Another 2014 favorite for this book lover!
(It pains me that we are losing our beloved bookstores. I do enjoy my e-reader, but still love my real books more.)
"The most annoying thing about it is that once a person gives a shit about one thing, he finds he has to start giving a shit about everything."It's a lovely quiet story about the way a life of a lonely and surly bookseller on a remote New England island gets turned around when he unexpectedly finds himself a guardian and then a father of an adorable toddler abandoned in his bookstore. It's a story of how one event can help reaffirm life and steer it into a completely new direction, soothing old wounds and opening new possibilities.
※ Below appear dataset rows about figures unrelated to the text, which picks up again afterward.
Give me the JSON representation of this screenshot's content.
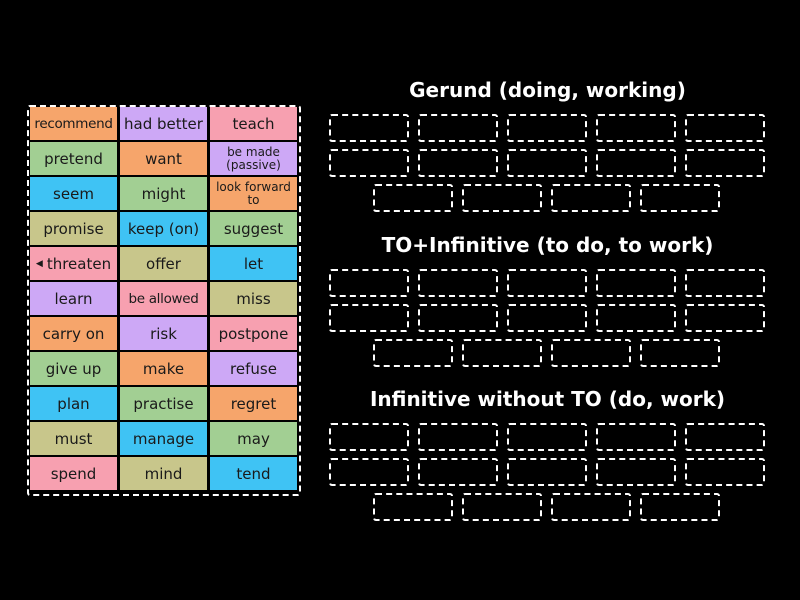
{
  "colors": {
    "orange": "#f6a56b",
    "purple": "#cda8f6",
    "pink": "#f7a0b0",
    "green": "#a2cf93",
    "blue": "#3fc3f4",
    "olive": "#c8c68b"
  },
  "tiles": [
    {
      "label": "recommend",
      "color": "orange"
    },
    {
      "label": "had better",
      "color": "purple"
    },
    {
      "label": "teach",
      "color": "pink"
    },
    {
      "label": "pretend",
      "color": "green"
    },
    {
      "label": "want",
      "color": "orange"
    },
    {
      "label": "be made (passive)",
      "color": "purple",
      "small": true
    },
    {
      "label": "seem",
      "color": "blue"
    },
    {
      "label": "might",
      "color": "green"
    },
    {
      "label": "look forward to",
      "color": "orange",
      "small": true
    },
    {
      "label": "promise",
      "color": "olive"
    },
    {
      "label": "keep (on)",
      "color": "blue"
    },
    {
      "label": "suggest",
      "color": "green"
    },
    {
      "label": "threaten",
      "color": "pink",
      "icon": "speaker-icon"
    },
    {
      "label": "offer",
      "color": "olive"
    },
    {
      "label": "let",
      "color": "blue"
    },
    {
      "label": "learn",
      "color": "purple"
    },
    {
      "label": "be allowed",
      "color": "pink"
    },
    {
      "label": "miss",
      "color": "olive"
    },
    {
      "label": "carry on",
      "color": "orange"
    },
    {
      "label": "risk",
      "color": "purple"
    },
    {
      "label": "postpone",
      "color": "pink"
    },
    {
      "label": "give up",
      "color": "green"
    },
    {
      "label": "make",
      "color": "orange"
    },
    {
      "label": "refuse",
      "color": "purple"
    },
    {
      "label": "plan",
      "color": "blue"
    },
    {
      "label": "practise",
      "color": "green"
    },
    {
      "label": "regret",
      "color": "orange"
    },
    {
      "label": "must",
      "color": "olive"
    },
    {
      "label": "manage",
      "color": "blue"
    },
    {
      "label": "may",
      "color": "green"
    },
    {
      "label": "spend",
      "color": "pink"
    },
    {
      "label": "mind",
      "color": "olive"
    },
    {
      "label": "tend",
      "color": "blue"
    }
  ],
  "groups": [
    {
      "title": "Gerund (doing, working)"
    },
    {
      "title": "TO+Infinitive (to do, to work)"
    },
    {
      "title": "Infinitive without TO (do, work)"
    }
  ]
}
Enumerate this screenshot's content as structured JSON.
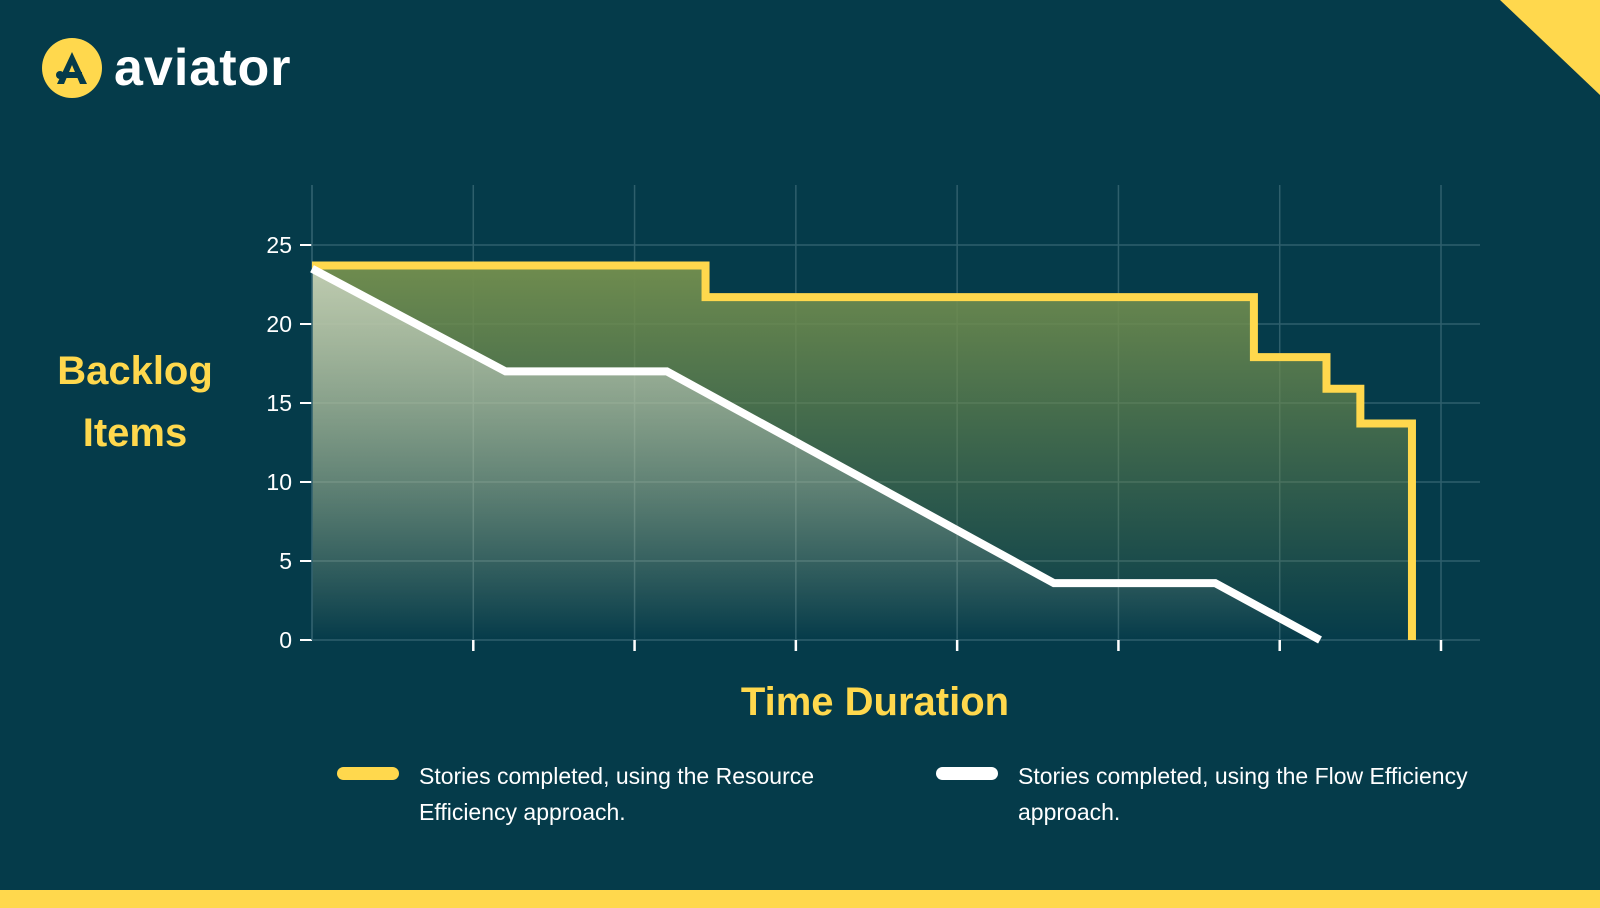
{
  "brand": {
    "name": "aviator",
    "logo_letter": "A"
  },
  "colors": {
    "background": "#053b4a",
    "accent": "#ffd84d",
    "grid": "#2e5f6c",
    "white": "#ffffff"
  },
  "chart_data": {
    "type": "line",
    "xlabel": "Time Duration",
    "ylabel": "Backlog Items",
    "ylim": [
      0,
      25
    ],
    "xlim": [
      0,
      7
    ],
    "yticks": [
      0,
      5,
      10,
      15,
      20,
      25
    ],
    "xticks": [
      1,
      2,
      3,
      4,
      5,
      6,
      7
    ],
    "grid": true,
    "legend_position": "bottom",
    "series": [
      {
        "name": "Stories completed, using the Resource Efficiency approach.",
        "color": "#ffd84d",
        "step": true,
        "points": [
          [
            0,
            23.7
          ],
          [
            2.44,
            23.7
          ],
          [
            2.44,
            21.7
          ],
          [
            5.84,
            21.7
          ],
          [
            5.84,
            17.9
          ],
          [
            6.29,
            17.9
          ],
          [
            6.29,
            15.9
          ],
          [
            6.5,
            15.9
          ],
          [
            6.5,
            13.7
          ],
          [
            6.82,
            13.7
          ],
          [
            6.82,
            0
          ]
        ]
      },
      {
        "name": "Stories completed, using the Flow Efficiency approach.",
        "color": "#ffffff",
        "step": false,
        "points": [
          [
            0,
            23.5
          ],
          [
            1.2,
            17
          ],
          [
            2.2,
            17
          ],
          [
            4.6,
            3.6
          ],
          [
            5.6,
            3.6
          ],
          [
            6.25,
            0
          ]
        ]
      }
    ]
  }
}
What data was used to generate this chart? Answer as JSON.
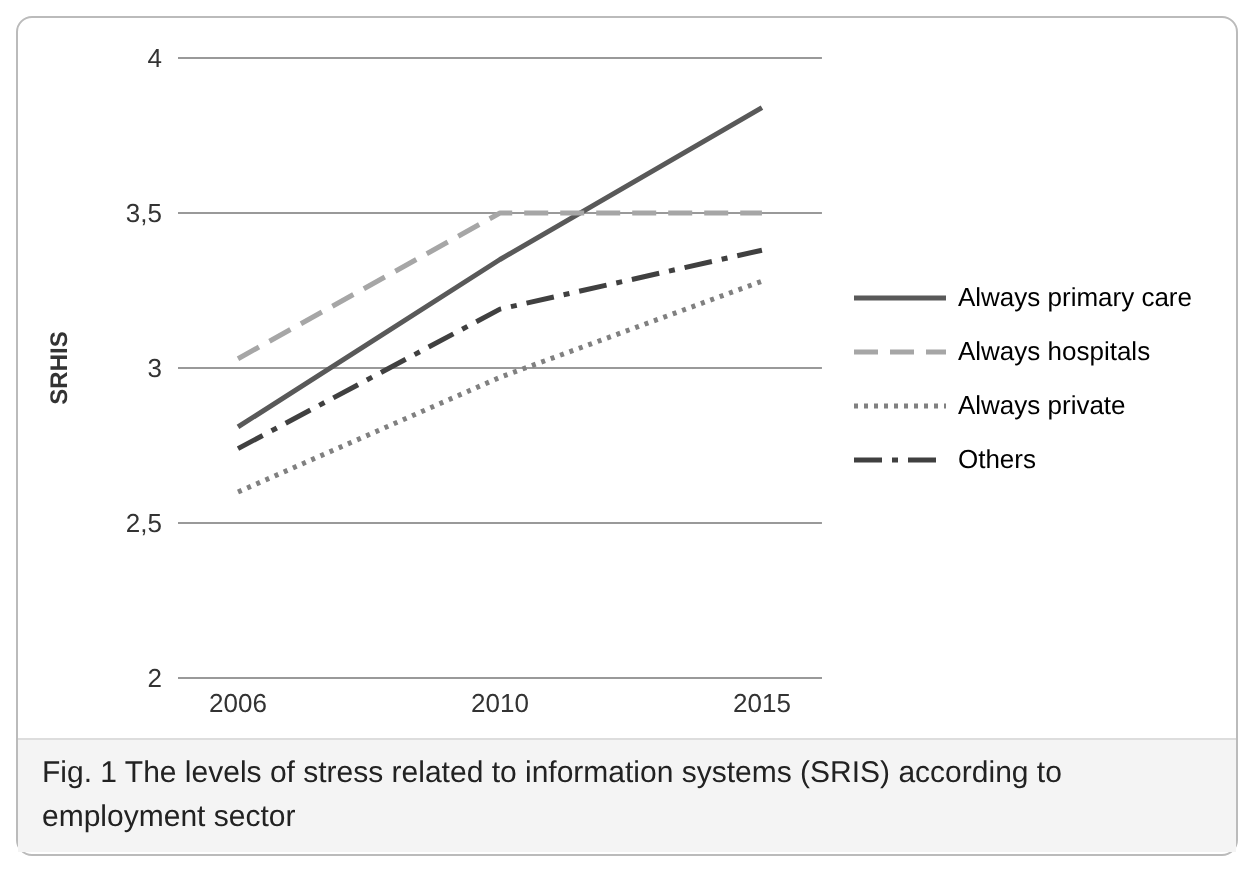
{
  "chart_data": {
    "type": "line",
    "ylabel": "SRHIS",
    "categories": [
      "2006",
      "2010",
      "2015"
    ],
    "series": [
      {
        "name": "Always primary care",
        "color": "#595959",
        "line_style": "solid",
        "values": [
          2.81,
          3.35,
          3.84
        ]
      },
      {
        "name": "Always hospitals",
        "color": "#a6a6a6",
        "line_style": "dashed",
        "values": [
          3.03,
          3.5,
          3.5
        ]
      },
      {
        "name": "Always private",
        "color": "#808080",
        "line_style": "dotted",
        "values": [
          2.6,
          2.97,
          3.28
        ]
      },
      {
        "name": "Others",
        "color": "#404040",
        "line_style": "dashdot",
        "values": [
          2.74,
          3.19,
          3.38
        ]
      }
    ],
    "ylim": [
      2,
      4
    ],
    "yticks": [
      2,
      {
        "value": 2.5,
        "label": "2,5"
      },
      3,
      {
        "value": 3.5,
        "label": "3,5"
      },
      4
    ],
    "grid": "y",
    "legend": "right",
    "marker": "none",
    "annotations": [
      "Fig. 1 The levels of stress related to information systems (SRIS) according to employment sector"
    ]
  }
}
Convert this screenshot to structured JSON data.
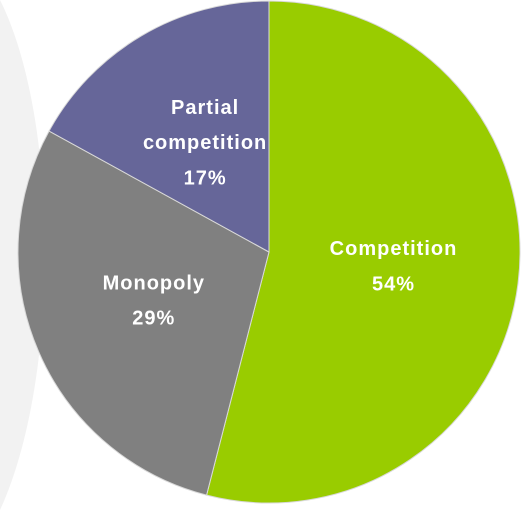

"What I say is, a town isn't a town without a bookstore. It may call itself a town, but unless it's got a bookstore it knows it's not fooling a soul." ("American Gods" by Neil Gaiman)It's also a story of the world of book selling and book publishing, about the role a brick-and-mortar bookstore can - and should - play in a small community, about the love of books and the connections that they can help form. In the world of e-readers replacing 'dead tree' book and vanishing bookstores outcompeted by online retail giants this book is infused with optimism about the survival of the neighborhood bookstore - and what's more important, the simple necessity of such a survival.
"We read to know we’re not alone. We read because we are alone. We read and we are not alone. We are not alone."